UPSC Articles
Blue Straggler
Part of: Prelims and GS – III – Sci and Tech; Space
Context Blue stragglers are a class of stars on open or globular clusters that stand out as they are bigger and bluer than the rest of the stars.
- They have intrigued scientists who have for long probed their origin.
- Carrying out the first-ever comprehensive analysis of blue stragglers, Indian researchers recently found that half of the blue stragglers in their sample are formed through mass transfer from a close binary companion star.
What is Blue Straggler?
- A bunch of stars born at the same time from the same cloud form a star cluster.
- As time passes, each star evolves differently depending on its mass.
- The most massive and bright stars evolve and move off the main sequence creating a bend in their track, known as the turnoff.
- Stars above this bend or brighter and hotter stars are not expected in a cluster, as they leave the main sequence to become red giants.
- But in 1953, Allan Sandage found that some stars seem to be hotter than the turnoff of the parent cluster.
- Initially, these blue stars, still straggling above the turnoff, were not part of these clusters.
- However, later studies confirmed that these stars are indeed cluster members, and they were termed “Blue Stragglers”.
Recent findings of the Indian researchers
- The researchers utilised the Gaia telescope launched in 2013 by the European Space Agency with its excellent positional accuracy to select the blue stragglers in clusters
- They found that among the clusters they scanned, 228 have a total of 868 blue stragglers.

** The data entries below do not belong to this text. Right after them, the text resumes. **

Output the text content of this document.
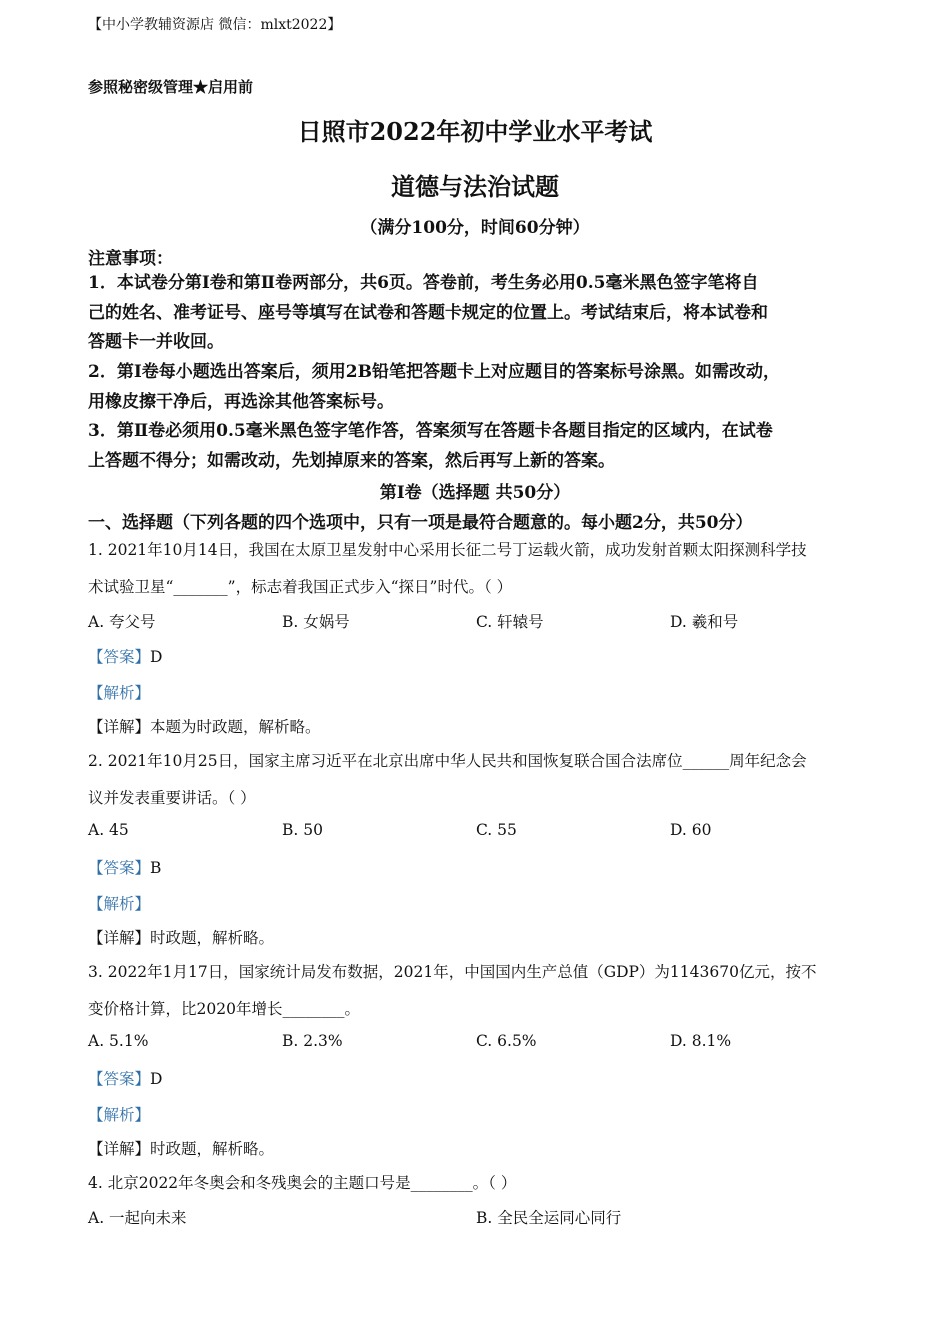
【中小学教辅资源店 微信：mlxt2022】
参照秘密级管理★启用前
日照市2022年初中学业水平考试
道德与法治试题
（满分100分，时间60分钟）
注意事项：
1．本试卷分第Ⅰ卷和第Ⅱ卷两部分，共6页。答卷前，考生务必用0.5毫米黑色签字笔将自
己的姓名、准考证号、座号等填写在试卷和答题卡规定的位置上。考试结束后，将本试卷和
答题卡一并收回。
2．第Ⅰ卷每小题选出答案后，须用2B铅笔把答题卡上对应题目的答案标号涂黑。如需改动，
用橡皮擦干净后，再选涂其他答案标号。
3．第Ⅱ卷必须用0.5毫米黑色签字笔作答，答案须写在答题卡各题目指定的区域内，在试卷
上答题不得分；如需改动，先划掉原来的答案，然后再写上新的答案。
第Ⅰ卷（选择题 共50分）
一、选择题（下列各题的四个选项中，只有一项是最符合题意的。每小题2分，共50分）
1. 2021年10月14日，我国在太原卫星发射中心采用长征二号丁运载火箭，成功发射首颗太阳探测科学技
术试验卫星“_______”，标志着我国正式步入“探日”时代。（ ）
A. 夸父号	B. 女娲号	C. 轩辕号	D. 羲和号
【答案】D
【解析】
【详解】本题为时政题，解析略。
2. 2021年10月25日，国家主席习近平在北京出席中华人民共和国恢复联合国合法席位______周年纪念会
议并发表重要讲话。（ ）
A. 45	B. 50	C. 55	D. 60
【答案】B
【解析】
【详解】时政题，解析略。
3. 2022年1月17日，国家统计局发布数据，2021年，中国国内生产总值（GDP）为1143670亿元，按不
变价格计算，比2020年增长________。
A. 5.1%	B. 2.3%	C. 6.5%	D. 8.1%
【答案】D
【解析】
【详解】时政题，解析略。
4. 北京2022年冬奥会和冬残奥会的主题口号是________。（ ）
A. 一起向未来	B. 全民全运同心同行
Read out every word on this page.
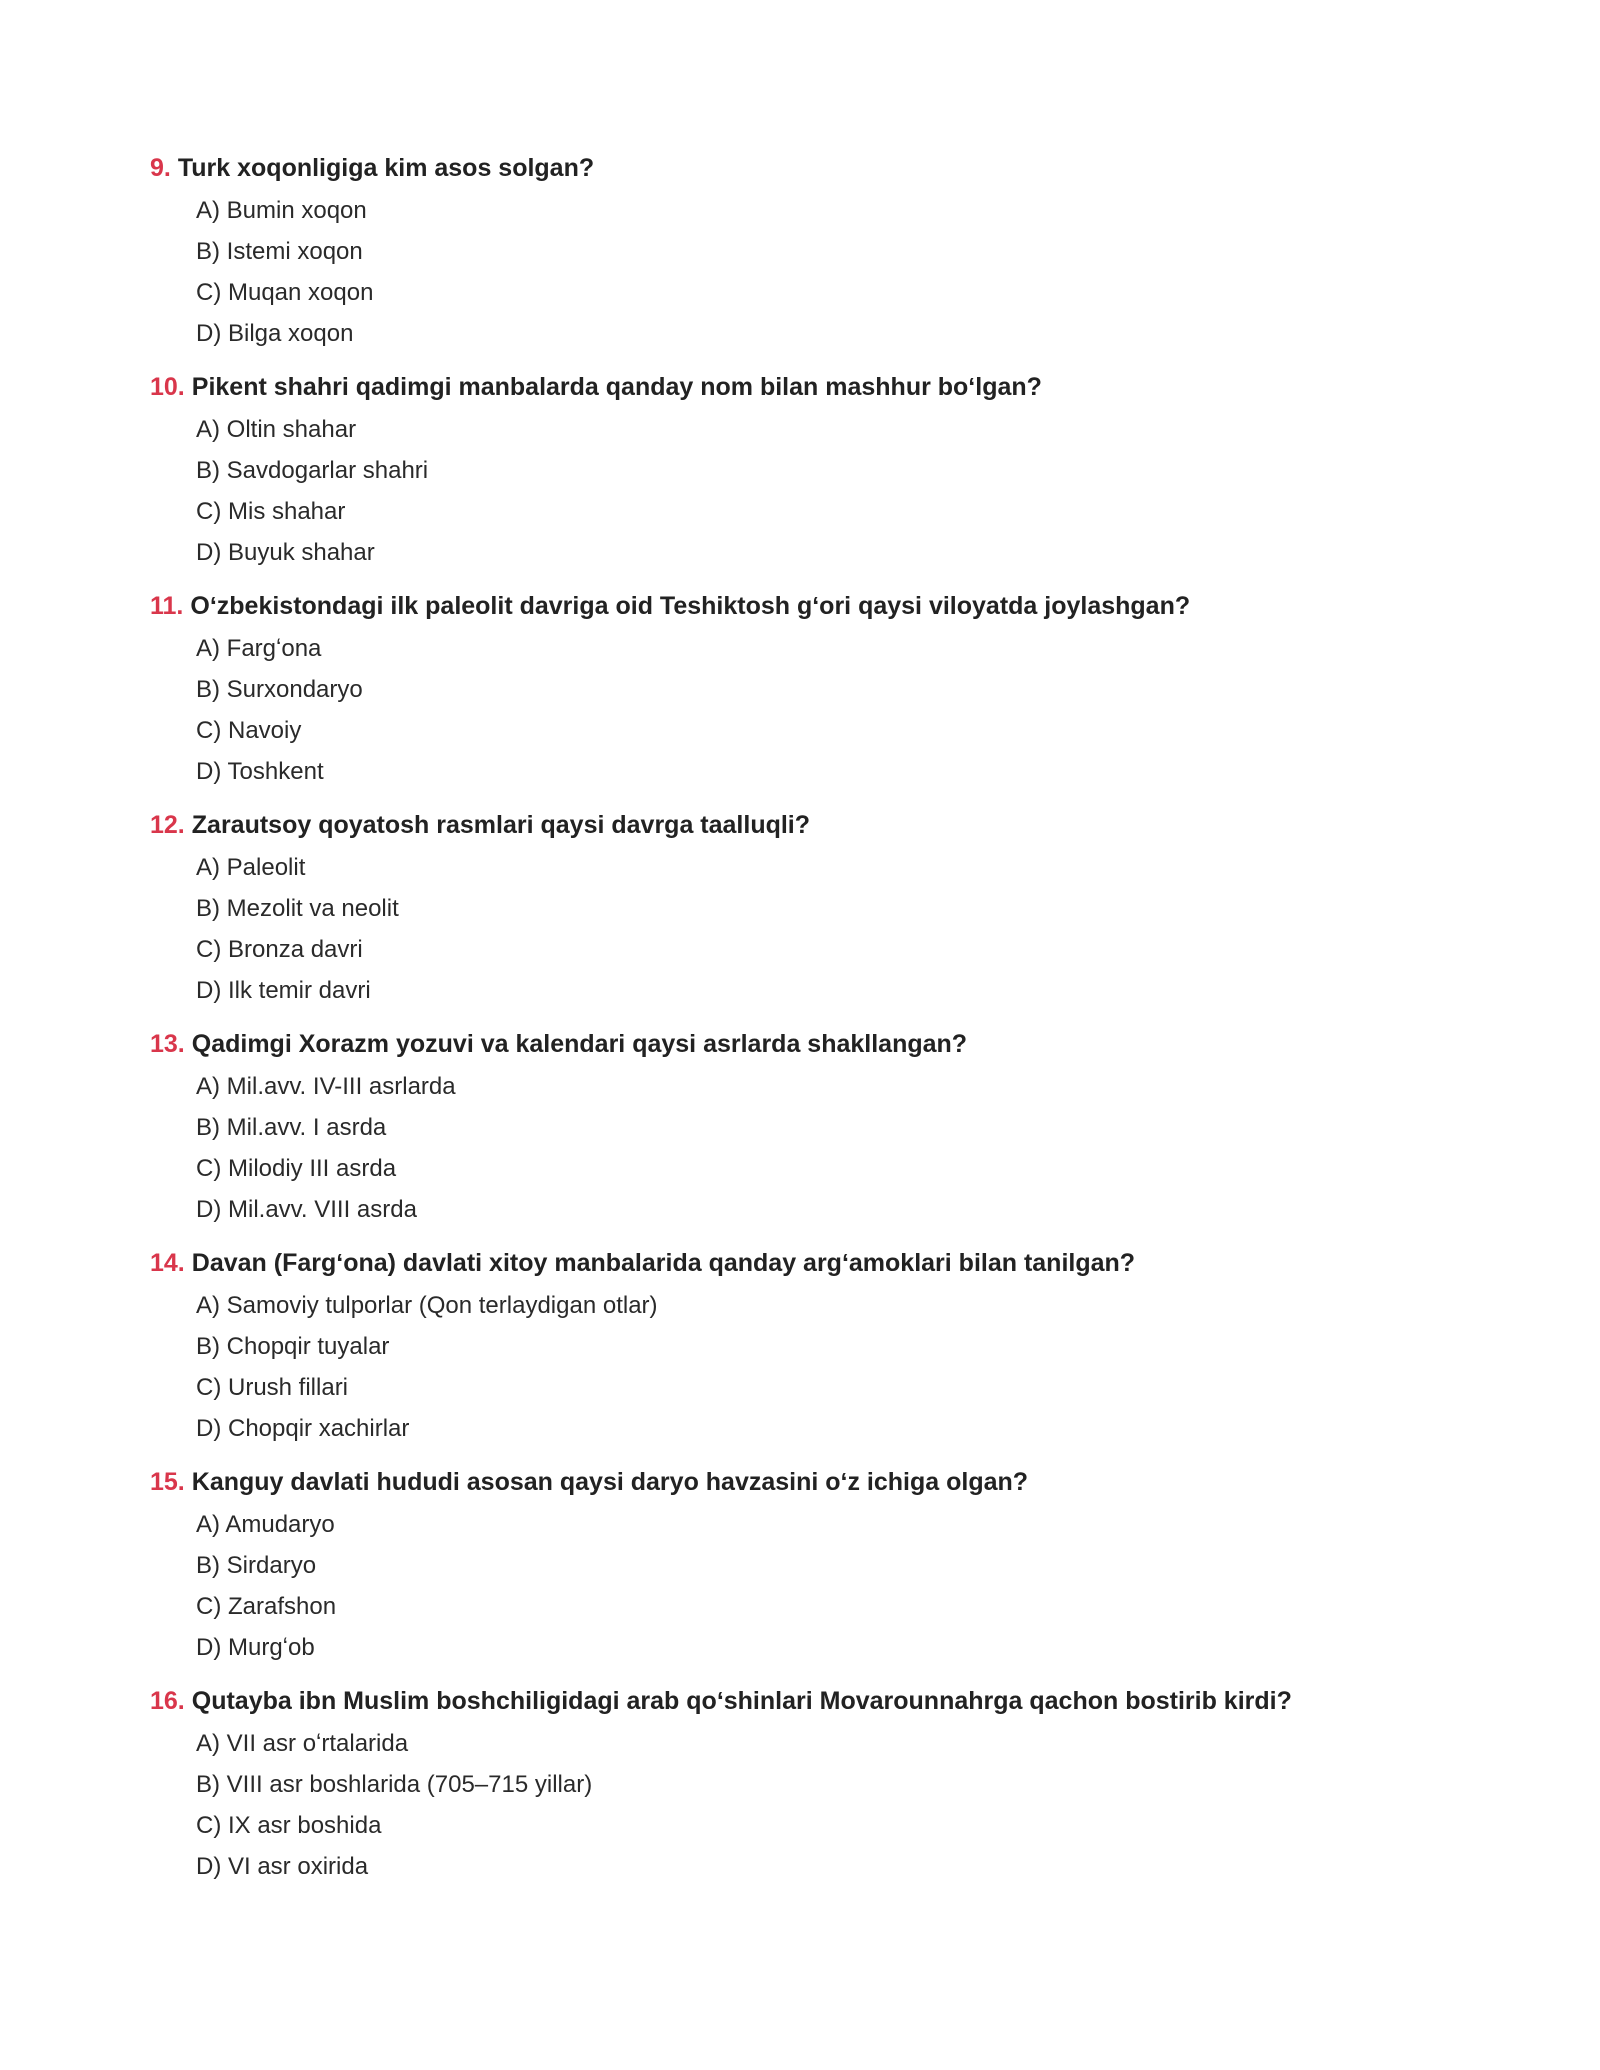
9. Turk xoqonligiga kim asos solgan?
A) Bumin xoqon
B) Istemi xoqon
C) Muqan xoqon
D) Bilga xoqon
10. Pikent shahri qadimgi manbalarda qanday nom bilan mashhur boʻlgan?
A) Oltin shahar
B) Savdogarlar shahri
C) Mis shahar
D) Buyuk shahar
11. Oʻzbekistondagi ilk paleolit davriga oid Teshiktosh gʻori qaysi viloyatda joylashgan?
A) Fargʻona
B) Surxondaryo
C) Navoiy
D) Toshkent
12. Zarautsoy qoyatosh rasmlari qaysi davrga taalluqli?
A) Paleolit
B) Mezolit va neolit
C) Bronza davri
D) Ilk temir davri
13. Qadimgi Xorazm yozuvi va kalendari qaysi asrlarda shakllangan?
A) Mil.avv. IV-III asrlarda
B) Mil.avv. I asrda
C) Milodiy III asrda
D) Mil.avv. VIII asrda
14. Davan (Fargʻona) davlati xitoy manbalarida qanday argʻamoklari bilan tanilgan?
A) Samoviy tulporlar (Qon terlaydigan otlar)
B) Chopqir tuyalar
C) Urush fillari
D) Chopqir xachirlar
15. Kanguy davlati hududi asosan qaysi daryo havzasini oʻz ichiga olgan?
A) Amudaryo
B) Sirdaryo
C) Zarafshon
D) Murgʻob
16. Qutayba ibn Muslim boshchiligidagi arab qoʻshinlari Movarounnahrga qachon bostirib kirdi?
A) VII asr oʻrtalarida
B) VIII asr boshlarida (705–715 yillar)
C) IX asr boshida
D) VI asr oxirida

- This is the first-ever comprehensive analysis of blue stragglers.
- It showed that these stars are primarily present in the older and massive star clusters.
- And due to their large mass, they are segregated towards the centre of the clusters.
- The researchers compared the mass of the blue stragglers to the mass of the turnoff stars (which are the most massive ‘normal’ stars in the cluster) and predicted the formation mechanisms.
- Significance of the recent findings: The study will help improve understanding of these stellar systems to uncover exciting results in studies of large stellar populations, including galaxies.